Before a plant or animal species can receive protection under the Endangered Species Act Of 1973 (As Amended), it must first be placed on the federal list of endangered or threatened species. Our listing program follows a strict legal process to determine whether to list a species, depending on the degree of threat it faces. An endangered species is one that is in danger of extinction throughout all or a significant portion of its range. A threatened species is one that is likely to become endangered in the foreseeable future. The Service also maintains a list of plant and animals native to the United States that are candidates for proposed or possible addition to the Federal list. All of the Service's actions, from proposals, to listings, to removals (delisting), are announced through the Federal Register. The purpose of the Act is to provide a way to conserve and protect the ecosystems upon which fish, wildlife and plants rely. This Act, and its implementing regulations, 50 CFR, Part 17, gives the Secretary of the Interior the authority to determine if a species is threatened or endangered because of the following factors:
- The present or threatened destruction, modification, or curtailment of its habitat or range;
- Over utilization for commercial, recreational, scientific, or educational purposes;
- Disease or predation;
- The inadequacy of existing regulatory mechanisms; and
- Other natural or manmade factors affecting its continued existence.
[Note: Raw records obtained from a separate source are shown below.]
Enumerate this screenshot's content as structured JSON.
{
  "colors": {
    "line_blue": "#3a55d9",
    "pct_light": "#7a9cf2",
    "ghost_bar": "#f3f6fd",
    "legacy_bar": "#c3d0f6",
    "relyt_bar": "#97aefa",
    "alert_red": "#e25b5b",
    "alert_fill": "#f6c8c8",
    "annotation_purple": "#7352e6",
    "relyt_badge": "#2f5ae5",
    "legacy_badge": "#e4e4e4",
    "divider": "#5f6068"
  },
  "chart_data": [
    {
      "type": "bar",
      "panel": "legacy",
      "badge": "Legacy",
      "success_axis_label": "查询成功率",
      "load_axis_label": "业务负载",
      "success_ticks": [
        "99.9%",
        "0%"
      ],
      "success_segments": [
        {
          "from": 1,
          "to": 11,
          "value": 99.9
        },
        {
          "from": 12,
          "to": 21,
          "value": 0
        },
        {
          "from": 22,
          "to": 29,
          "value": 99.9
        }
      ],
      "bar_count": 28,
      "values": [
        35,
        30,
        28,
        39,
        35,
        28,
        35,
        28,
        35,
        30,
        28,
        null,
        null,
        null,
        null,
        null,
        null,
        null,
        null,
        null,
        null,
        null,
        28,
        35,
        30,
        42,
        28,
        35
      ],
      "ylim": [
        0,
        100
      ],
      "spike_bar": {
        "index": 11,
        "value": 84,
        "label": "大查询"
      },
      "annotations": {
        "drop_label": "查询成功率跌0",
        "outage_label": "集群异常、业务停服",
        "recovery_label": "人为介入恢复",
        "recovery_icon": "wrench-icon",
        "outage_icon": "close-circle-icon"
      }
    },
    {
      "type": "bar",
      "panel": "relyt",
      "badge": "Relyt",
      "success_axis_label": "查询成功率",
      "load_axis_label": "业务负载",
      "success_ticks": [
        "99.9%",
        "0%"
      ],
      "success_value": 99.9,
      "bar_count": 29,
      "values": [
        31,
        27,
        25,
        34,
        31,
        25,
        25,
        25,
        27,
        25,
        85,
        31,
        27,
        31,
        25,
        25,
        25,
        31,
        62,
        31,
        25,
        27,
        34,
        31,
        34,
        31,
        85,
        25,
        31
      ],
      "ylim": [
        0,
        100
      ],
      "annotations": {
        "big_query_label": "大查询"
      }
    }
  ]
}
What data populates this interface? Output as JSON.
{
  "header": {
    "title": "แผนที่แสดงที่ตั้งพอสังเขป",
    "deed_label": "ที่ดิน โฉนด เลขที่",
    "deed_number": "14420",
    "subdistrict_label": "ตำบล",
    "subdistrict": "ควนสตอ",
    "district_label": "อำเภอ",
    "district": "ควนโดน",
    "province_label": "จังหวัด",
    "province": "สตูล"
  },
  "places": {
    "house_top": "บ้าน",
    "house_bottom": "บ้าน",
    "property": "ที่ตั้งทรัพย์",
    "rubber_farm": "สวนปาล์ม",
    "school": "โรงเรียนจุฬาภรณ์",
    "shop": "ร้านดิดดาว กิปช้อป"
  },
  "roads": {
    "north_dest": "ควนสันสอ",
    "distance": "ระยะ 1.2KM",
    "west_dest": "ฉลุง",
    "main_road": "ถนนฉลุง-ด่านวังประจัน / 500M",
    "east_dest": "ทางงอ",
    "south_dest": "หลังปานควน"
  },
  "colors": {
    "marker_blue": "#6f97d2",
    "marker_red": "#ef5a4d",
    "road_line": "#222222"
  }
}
In addition to listing species and subspecies, the Endangered Species Act allows the listing of Distinct Population Segments (DPS) of vertebrate species (i.e., animals with backbones: mammals, birds, fish, reptiles, and amphibians). A DPS is a portion of a species' or subspecies' population or range. The DPS is generally described geographically, such as "all members of XYZ species that occur north of 40E north latitude." This policy contains the criteria that must be met for a portion of a species' population to be designated as a DPS.